To make pizza dough:
1 cup water
1 to 1 1/2 teaspoons fast-rise yeast
3 cups dough mix
2 tablespoons olive oil

If you like your pizza crisp, use the lesser amount of yeast. For a
fluffier, breadier pizza, use the larger amount (and do not roll out too
thin). Depending on the yeast you choose (i.e. brands differ in
performance as do fast or active dry varieties), the fermentation may
vary somewhat.

This dough can be kneaded by hand, in a mixer with a dough hook or in a
bread machine on dough cycle, following manufacturer instructions. For
the mixer, place water in a bowl with yeast. Mix a moment and allow
mixture to sit about five minutes, to allow yeast to expand. Add pizza
mix and oil, then knead, until smooth and elastic on slow speed - about
5-7 minutes. Once dough is made, cover well with oiled plastic (or
refrigerate) and allow to rest one hour. Deflate before proceeding.

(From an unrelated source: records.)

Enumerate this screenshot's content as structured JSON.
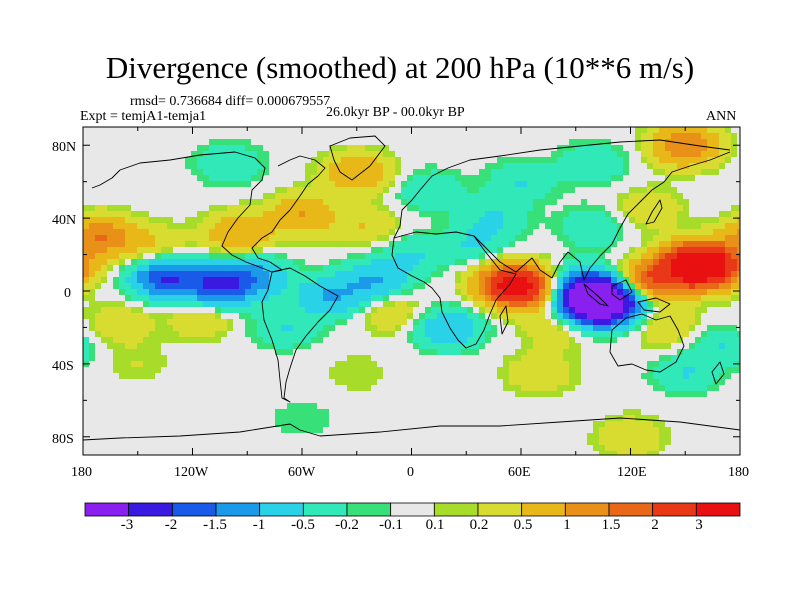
{
  "title": "Divergence (smoothed) at 200 hPa (10**6 m/s)",
  "stats_line": "rmsd= 0.736684 diff= 0.000679557",
  "experiment": "Expt = temjA1-temja1",
  "period": "26.0kyr BP - 00.0kyr BP",
  "season": "ANN",
  "lat_ticks": [
    "80N",
    "40N",
    "0",
    "40S",
    "80S"
  ],
  "lon_ticks": [
    "180",
    "120W",
    "60W",
    "0",
    "60E",
    "120E",
    "180"
  ],
  "colorbar": {
    "colors": [
      "#8a20f0",
      "#3a1ae0",
      "#1a5ae8",
      "#1a9ae8",
      "#2ad2e8",
      "#30e8b8",
      "#38e07a",
      "#e8e8e8",
      "#a8dc2a",
      "#d8dc30",
      "#e8b818",
      "#e89018",
      "#e86818",
      "#e83818",
      "#e81010"
    ],
    "labels": [
      "-3",
      "-2",
      "-1.5",
      "-1",
      "-0.5",
      "-0.2",
      "-0.1",
      "0.1",
      "0.2",
      "0.5",
      "1",
      "1.5",
      "2",
      "3"
    ]
  },
  "map_data": {
    "field": "200 hPa divergence anomaly",
    "blobs": [
      {
        "lon": 155,
        "lat": 15,
        "v": 3
      },
      {
        "lon": 163,
        "lat": 13,
        "v": 2.5
      },
      {
        "lon": 130,
        "lat": 5,
        "v": 2
      },
      {
        "lon": 60,
        "lat": 2,
        "v": 2.5
      },
      {
        "lon": 52,
        "lat": 5,
        "v": 1.5
      },
      {
        "lon": 100,
        "lat": -8,
        "v": -3
      },
      {
        "lon": 110,
        "lat": -5,
        "v": -2.5
      },
      {
        "lon": 95,
        "lat": 2,
        "v": -2
      },
      {
        "lon": -135,
        "lat": 7,
        "v": -2
      },
      {
        "lon": -105,
        "lat": 3,
        "v": -2
      },
      {
        "lon": -85,
        "lat": 8,
        "v": -1
      },
      {
        "lon": -45,
        "lat": -3,
        "v": -1
      },
      {
        "lon": -20,
        "lat": 6,
        "v": -1
      },
      {
        "lon": -170,
        "lat": 30,
        "v": 1.5
      },
      {
        "lon": -140,
        "lat": 25,
        "v": 0.5
      },
      {
        "lon": -95,
        "lat": 32,
        "v": 1
      },
      {
        "lon": -60,
        "lat": 42,
        "v": 1
      },
      {
        "lon": -25,
        "lat": 35,
        "v": 0.5
      },
      {
        "lon": -160,
        "lat": -18,
        "v": 0.5
      },
      {
        "lon": -115,
        "lat": -15,
        "v": 0.5
      },
      {
        "lon": -70,
        "lat": -20,
        "v": -0.5
      },
      {
        "lon": -10,
        "lat": -12,
        "v": 0.5
      },
      {
        "lon": 20,
        "lat": -20,
        "v": -1
      },
      {
        "lon": 80,
        "lat": -20,
        "v": 0.5
      },
      {
        "lon": 140,
        "lat": -20,
        "v": 0.5
      },
      {
        "lon": 170,
        "lat": -30,
        "v": -0.5
      },
      {
        "lon": -150,
        "lat": -40,
        "v": 0.2
      },
      {
        "lon": -30,
        "lat": -45,
        "v": 0.2
      },
      {
        "lon": 70,
        "lat": -45,
        "v": 0.5
      },
      {
        "lon": 150,
        "lat": -45,
        "v": -0.5
      },
      {
        "lon": 0,
        "lat": 20,
        "v": -0.5
      },
      {
        "lon": 35,
        "lat": 25,
        "v": -0.5
      },
      {
        "lon": 45,
        "lat": 40,
        "v": -0.5
      },
      {
        "lon": 100,
        "lat": 35,
        "v": -0.5
      },
      {
        "lon": 130,
        "lat": 45,
        "v": 0.5
      },
      {
        "lon": 10,
        "lat": 55,
        "v": -0.5
      },
      {
        "lon": 60,
        "lat": 60,
        "v": -0.5
      },
      {
        "lon": 100,
        "lat": 70,
        "v": -0.5
      },
      {
        "lon": -100,
        "lat": 70,
        "v": -0.5
      },
      {
        "lon": -30,
        "lat": 65,
        "v": 1
      },
      {
        "lon": 150,
        "lat": 80,
        "v": 1.5
      },
      {
        "lon": -60,
        "lat": -70,
        "v": -0.2
      },
      {
        "lon": 120,
        "lat": -80,
        "v": 0.5
      }
    ]
  }
}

Jalapeno-Cheddar Johnny Cakes

1 cup corn meal
1 teaspoon baking soda
1 teaspoon salt
2 whole eggs
1 cup milk
2 tablespoon melted butter
2 tablespoon finely-chopped; seeded jalapeno pepper
1/4 cup grated cheddar cheese

Combine the dry ingredients in a stainless steel bowl. Combine the
liquid ingredients in a separate bowl using a whisk. Pour the liquid
ingredients into the dry ingredients and whisk together. Allow to
rest for 30 minutes before cooking. When ready to cook stir in the
jalapeno and cheddar cheese. Cook on a lightly-oiled griddle or
low-sided pan. When the first side has cooked to a golden-brown, flip
and cook second side. Serve immediately.